Жизнь бьет ключом, но больше по голове. Утром обыск. Пополудни допрос. Ночью пуля в затылок.

Швейцар Алексей дает понять, что пора переменить адрес. – Приходили, спрашивали, интересовались. Человек он толковый, и на ветер слов не кидает. Выбора нет.

В русской Орше последний обыск. Все, что было контрреволюционного, отобрали: мыло фабрики Раллэ, папиросы фабрики «Лаферм», царские сторублевки с портретом Екатерины.


… Киев нельзя было узнать. Со времен половцев и печенегов не запомнит древний город такого набега, нашествия, многолюдства. На улицах толпы народу. В кофейнях, на террасах не протолпиться.

Скоро придет Петлюра.

Газет тьма-тьмущая.

– Как же так, Александр Фомич? У вас свобода печати, а вы закрываете, штрафуете, грозите казнями египетскими… Ответ краткий:  – По-российску не баю. По-москальску не розумию…
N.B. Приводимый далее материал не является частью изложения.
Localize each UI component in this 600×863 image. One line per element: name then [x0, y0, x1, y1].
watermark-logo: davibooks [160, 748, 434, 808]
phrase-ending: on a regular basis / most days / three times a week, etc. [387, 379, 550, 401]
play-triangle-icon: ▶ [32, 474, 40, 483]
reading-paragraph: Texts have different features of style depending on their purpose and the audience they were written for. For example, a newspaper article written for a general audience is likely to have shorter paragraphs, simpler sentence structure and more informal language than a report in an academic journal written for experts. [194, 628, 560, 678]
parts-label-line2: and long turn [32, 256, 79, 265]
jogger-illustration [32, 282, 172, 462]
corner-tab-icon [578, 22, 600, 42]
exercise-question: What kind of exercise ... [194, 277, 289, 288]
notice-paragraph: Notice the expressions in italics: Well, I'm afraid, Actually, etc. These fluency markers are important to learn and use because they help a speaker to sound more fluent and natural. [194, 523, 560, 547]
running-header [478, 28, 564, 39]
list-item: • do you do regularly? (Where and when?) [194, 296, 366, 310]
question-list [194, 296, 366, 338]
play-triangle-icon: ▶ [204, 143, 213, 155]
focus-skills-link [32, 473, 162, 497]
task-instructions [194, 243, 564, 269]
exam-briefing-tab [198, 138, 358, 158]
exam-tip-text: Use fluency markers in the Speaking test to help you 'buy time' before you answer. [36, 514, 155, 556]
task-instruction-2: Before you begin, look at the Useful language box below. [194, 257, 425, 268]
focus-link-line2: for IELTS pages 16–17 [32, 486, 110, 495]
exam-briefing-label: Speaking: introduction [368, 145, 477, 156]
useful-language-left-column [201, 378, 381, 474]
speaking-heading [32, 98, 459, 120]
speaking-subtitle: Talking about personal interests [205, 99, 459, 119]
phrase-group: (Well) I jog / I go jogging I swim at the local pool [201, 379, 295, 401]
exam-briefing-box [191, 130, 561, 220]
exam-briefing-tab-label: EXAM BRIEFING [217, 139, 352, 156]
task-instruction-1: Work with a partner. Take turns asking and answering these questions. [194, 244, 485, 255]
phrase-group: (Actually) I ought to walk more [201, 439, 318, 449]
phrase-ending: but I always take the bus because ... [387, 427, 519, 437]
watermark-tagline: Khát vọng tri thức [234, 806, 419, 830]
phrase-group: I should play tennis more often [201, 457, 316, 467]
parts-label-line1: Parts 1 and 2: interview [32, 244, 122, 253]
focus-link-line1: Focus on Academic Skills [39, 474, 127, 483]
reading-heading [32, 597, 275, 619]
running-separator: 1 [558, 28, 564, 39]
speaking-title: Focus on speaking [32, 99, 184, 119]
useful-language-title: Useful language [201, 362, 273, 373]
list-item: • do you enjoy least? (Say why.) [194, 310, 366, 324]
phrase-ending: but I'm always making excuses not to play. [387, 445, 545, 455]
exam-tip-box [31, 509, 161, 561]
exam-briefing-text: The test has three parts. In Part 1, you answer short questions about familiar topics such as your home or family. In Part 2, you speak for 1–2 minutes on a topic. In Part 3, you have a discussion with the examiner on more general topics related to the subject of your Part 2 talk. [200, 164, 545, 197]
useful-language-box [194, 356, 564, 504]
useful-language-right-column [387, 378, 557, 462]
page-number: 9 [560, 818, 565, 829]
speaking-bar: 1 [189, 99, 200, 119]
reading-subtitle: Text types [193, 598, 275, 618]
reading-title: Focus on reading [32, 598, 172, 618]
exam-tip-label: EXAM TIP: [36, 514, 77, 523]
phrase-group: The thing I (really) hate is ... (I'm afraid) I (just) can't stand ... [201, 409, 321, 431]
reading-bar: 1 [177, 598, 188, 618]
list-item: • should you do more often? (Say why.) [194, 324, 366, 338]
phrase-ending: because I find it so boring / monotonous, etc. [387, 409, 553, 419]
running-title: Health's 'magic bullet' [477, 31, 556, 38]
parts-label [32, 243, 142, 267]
Одно Не негодуя, не кляня,

лишь слово! Но простое! —

Пусть будет чуден без меня

И Днепр, и многое другое…


небольшое отступление

Шполянский, Шполянский…Как только услышал эту фамилию тут же…возник М.А.Булгаков. Кажется, что-то в «Белой гвардии»…Нервно листаю первый том (1992г.)…Да вот же он – Михаил Семенович Шполянский. Читаю…Отвратительный тип. Чем же этот Шполянский так «насолил» автору? Кто он? Неужели Дон-Аминадо? Не может быть! Или может? Уж больно схож: и поэт, и «превосходный чтец», и даже чрезвычайно похож на Евгения Онегина (а вот это последнее сходство не корреспондируется – Аминад Петрович, в отличие от Михаила Семеновича был и роста небольшого, и бархатные бакенбарды не носил).

Конечно, тут же в Интернет (и надолго).

Не сразу, но выяснилось, что прототипом прапорщика Шполянского, скорее всего, является Виктор Борисович Шкловский, который, опять же, в отличие от Аминада Петровича, стихов не писал, однако вполне мог подсыпать сахару в жеклеры (читай, в карбюратор). Вот что пишет по этому поводу известный специалист по расшифровке «Белой гвардии» Б.Соколов.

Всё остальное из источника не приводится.